Notwithstanding all of that, it is worth acknowledging that the educational opportunities and choices available to Ireland’s teenagers today were unimaginable even a couple of generations ago. 

This year, around 75% of Leaving Cert students can expect to progress directly to third-level education. When their parents sat the Leaving Cert in the mid-1990s, the figure was closer to 35%-38%. In their grandparents’ time, even sitting the Leaving Cert was a minority pursuit — less than 20% of the relevant age cohort sat the Leaving Cert in 1970, and only 5% went on to college.

It is true that many jobs available then did not require degrees, or even the Leaving Cert — tens of thousands of people got entry-level jobs in the public service, in retail, in hospitality, in offices, in construction, and many other sectors without prior formal training. It is also true that many school leavers would have welcomed the chance to continue their formal education before being pulled into the workforce.

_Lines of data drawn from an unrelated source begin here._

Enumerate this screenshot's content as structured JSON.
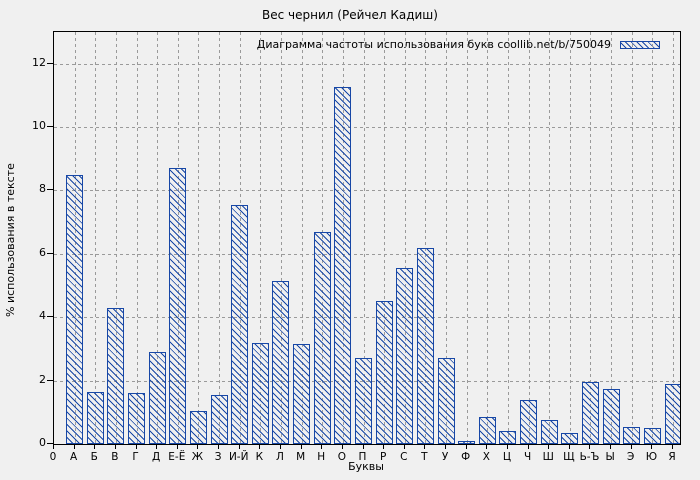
{
  "title": "Вес чернил (Рейчел Кадиш)",
  "legend": {
    "label": "Диаграмма частоты использования букв coollib.net/b/750049"
  },
  "axes": {
    "y_label": "% использования в тексте",
    "x_label": "Буквы",
    "y_ticks": [
      0,
      2,
      4,
      6,
      8,
      10,
      12
    ]
  },
  "colors": {
    "bar_blue": "#1747a6",
    "grid_gray": "#9a9a9a",
    "border_black": "#000000",
    "background": "#f0f0f0"
  },
  "chart_data": {
    "type": "bar",
    "title": "Вес чернил (Рейчел Кадиш)",
    "xlabel": "Буквы",
    "ylabel": "% использования в тексте",
    "ylim": [
      0,
      13
    ],
    "grid": true,
    "legend_position": "top-right-inside",
    "legend_label": "Диаграмма частоты использования букв coollib.net/b/750049",
    "categories": [
      "0",
      "А",
      "Б",
      "В",
      "Г",
      "Д",
      "Е-Ё",
      "Ж",
      "З",
      "И-Й",
      "К",
      "Л",
      "М",
      "Н",
      "О",
      "П",
      "Р",
      "С",
      "Т",
      "У",
      "Ф",
      "Х",
      "Ц",
      "Ч",
      "Ш",
      "Щ",
      "Ь-Ъ",
      "Ы",
      "Э",
      "Ю",
      "Я"
    ],
    "values": [
      0,
      8.5,
      1.65,
      4.3,
      1.6,
      2.9,
      8.7,
      1.05,
      1.55,
      7.55,
      3.2,
      5.15,
      3.15,
      6.7,
      11.25,
      2.7,
      4.5,
      5.55,
      6.2,
      2.7,
      0.1,
      0.85,
      0.4,
      1.4,
      0.75,
      0.35,
      1.95,
      1.75,
      0.55,
      0.5,
      1.9
    ]
  }
}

The Leaving Certificate remains an arduous and, for most students, deeply stressful experience. Yet there may be some comfort in recognising that today’s students have educational opportunities their parents and grandparents could not have imagined. Whatever happens in the next few weeks, the Leaving Cert results will be just one step in a journey that offers more choices than ever before.

Vital testimony

Holocaust survivor Tomi Reichental, who died on Sunday at the age of 90, dedicated the latter part of his life to educating people about the evils of the Holocaust, and the dangers of prejudice, hatred, and indifference. He was 60 before he ever spoke publicly about the horrors he had experienced — before that, he, like many other survivors, was unable to speak about the trauma they had endured.

Born in Czechoslovakia, he was just nine when he was deported along with his family to the Bergen-Belsen concentration camp in Germany — he would lose 35 close family members in the Holocaust. He moved to Ireland as a young man in his 20s, but it would be years before he would begin to talk about what he had witnessed. He began telling his story, he said, because he feared people were beginning to forget the lessons of that dark period, and he felt he owed it to the victims to ensure that their memory was not forgotten.

In his tribute to his friend, Oliver Sears of Holocaust Awareness Ireland said that once Mr Reichental broke his
silence, he became a passionate educator, visiting schools throughout the country and speaking to more than 200,000 students. He also told his story through his autobiography, I Was a Boy in Belsen, made three documentary films, and availed of other opportunities to promote peace and understanding between people.

The need for such testimony remains pressing. Only this year, a survey found that one in 10 adults in Ireland aged 18 to 29 believe that the Holocaust was a myth and did not happen. Half of that age group reported that they had encountered Holocaust denial or distortion on social media. More than 60% of all adults surveyed believe that something like the Holocaust could happen again today.

Tomi Reichental understood that memory is not simply about recalling the past, but about shaping the future. In sharing his story so generously, he ensured that the lessons of the Holocaust will continue to resonate after his voice has fallen silent. We now have a responsibility to ensure that his testimony, and that of other survivors, continues to be preserved and shared.